Jenafor Rollins looks at how to have a positive relationship with your contractor, offering some top tips to make your building experience as carefree as possible.
Interview more than one contractor
Who do you connect with the best? That is your answer and yours alone.
Clearly state what you want and any details. You are the one who has hired someone for a job. Be clear in what your goal is, how you see it in your mind and the finished product. There will always be small changes during production as that is the creative process, but the vision is what everyone starts with. While the person providing the services has responsibilities as a contractor to act in the client’s best interests, it’s also the client’s responsibility to make their brief clear.
Your construction project can go smoothly, but integral to this is communication and that is critical on both sides. As mindreading has not become a natural skill for humans and a contractor cannot read your mind, subtle hints do not suffice. If you have a concern, a question or a comment, talk to your contractor, so you can move to the same page.
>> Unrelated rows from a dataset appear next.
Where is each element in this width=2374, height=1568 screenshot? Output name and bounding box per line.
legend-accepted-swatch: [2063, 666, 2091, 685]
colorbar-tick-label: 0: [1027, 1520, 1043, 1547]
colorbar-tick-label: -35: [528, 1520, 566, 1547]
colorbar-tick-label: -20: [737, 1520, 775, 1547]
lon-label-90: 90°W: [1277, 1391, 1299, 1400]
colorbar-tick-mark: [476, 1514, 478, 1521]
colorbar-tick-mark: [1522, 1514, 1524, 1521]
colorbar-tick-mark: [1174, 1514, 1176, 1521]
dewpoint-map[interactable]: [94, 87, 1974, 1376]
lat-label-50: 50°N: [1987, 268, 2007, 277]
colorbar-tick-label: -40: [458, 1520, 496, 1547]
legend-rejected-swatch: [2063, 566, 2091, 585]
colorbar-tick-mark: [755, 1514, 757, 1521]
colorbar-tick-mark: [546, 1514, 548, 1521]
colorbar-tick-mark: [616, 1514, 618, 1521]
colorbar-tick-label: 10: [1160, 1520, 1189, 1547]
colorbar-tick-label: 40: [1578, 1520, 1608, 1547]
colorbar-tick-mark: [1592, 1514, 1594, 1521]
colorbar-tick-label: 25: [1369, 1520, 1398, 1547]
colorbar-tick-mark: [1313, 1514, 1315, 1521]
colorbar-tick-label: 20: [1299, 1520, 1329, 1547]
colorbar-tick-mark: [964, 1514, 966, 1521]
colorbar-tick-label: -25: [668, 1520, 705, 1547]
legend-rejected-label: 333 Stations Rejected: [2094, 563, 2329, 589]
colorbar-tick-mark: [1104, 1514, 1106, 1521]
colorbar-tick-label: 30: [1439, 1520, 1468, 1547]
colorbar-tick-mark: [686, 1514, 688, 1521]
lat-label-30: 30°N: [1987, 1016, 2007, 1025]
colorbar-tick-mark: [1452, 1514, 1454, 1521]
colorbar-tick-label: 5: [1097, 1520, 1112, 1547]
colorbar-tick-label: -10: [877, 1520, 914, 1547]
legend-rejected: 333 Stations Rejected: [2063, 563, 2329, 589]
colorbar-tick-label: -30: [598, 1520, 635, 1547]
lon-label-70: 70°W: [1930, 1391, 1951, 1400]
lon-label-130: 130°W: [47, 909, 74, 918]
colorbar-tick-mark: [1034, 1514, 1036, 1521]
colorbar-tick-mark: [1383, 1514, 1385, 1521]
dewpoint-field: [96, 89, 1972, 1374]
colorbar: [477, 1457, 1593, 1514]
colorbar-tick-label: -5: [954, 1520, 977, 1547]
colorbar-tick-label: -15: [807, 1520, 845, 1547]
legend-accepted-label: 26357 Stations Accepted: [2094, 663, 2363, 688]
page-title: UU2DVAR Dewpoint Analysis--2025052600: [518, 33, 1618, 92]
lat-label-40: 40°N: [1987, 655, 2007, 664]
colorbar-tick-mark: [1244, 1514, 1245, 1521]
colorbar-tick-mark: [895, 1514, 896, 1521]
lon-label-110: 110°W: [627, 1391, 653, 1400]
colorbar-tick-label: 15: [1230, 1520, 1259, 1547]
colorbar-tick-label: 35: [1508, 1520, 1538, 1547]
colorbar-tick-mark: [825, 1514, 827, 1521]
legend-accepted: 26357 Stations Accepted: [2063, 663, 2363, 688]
Most people are people pleasers and, when it comes to your contractor, this is their profession. You have their professional livelihood in your hands, so it’s integral that you provide clear, concise feedback to ensure that they can meet your expectations.
As you communicate, it is valuable to come to a clear understanding. One of the best things to do after any conversation is to each have a closing sentence, “Now, what I am hearing is…” They will respond with their interpretation and whether any corrections in your interpretation need to be made.
Get everything in writing
Contracts are the legal and final word in a court of law and outline what both parties are expecting.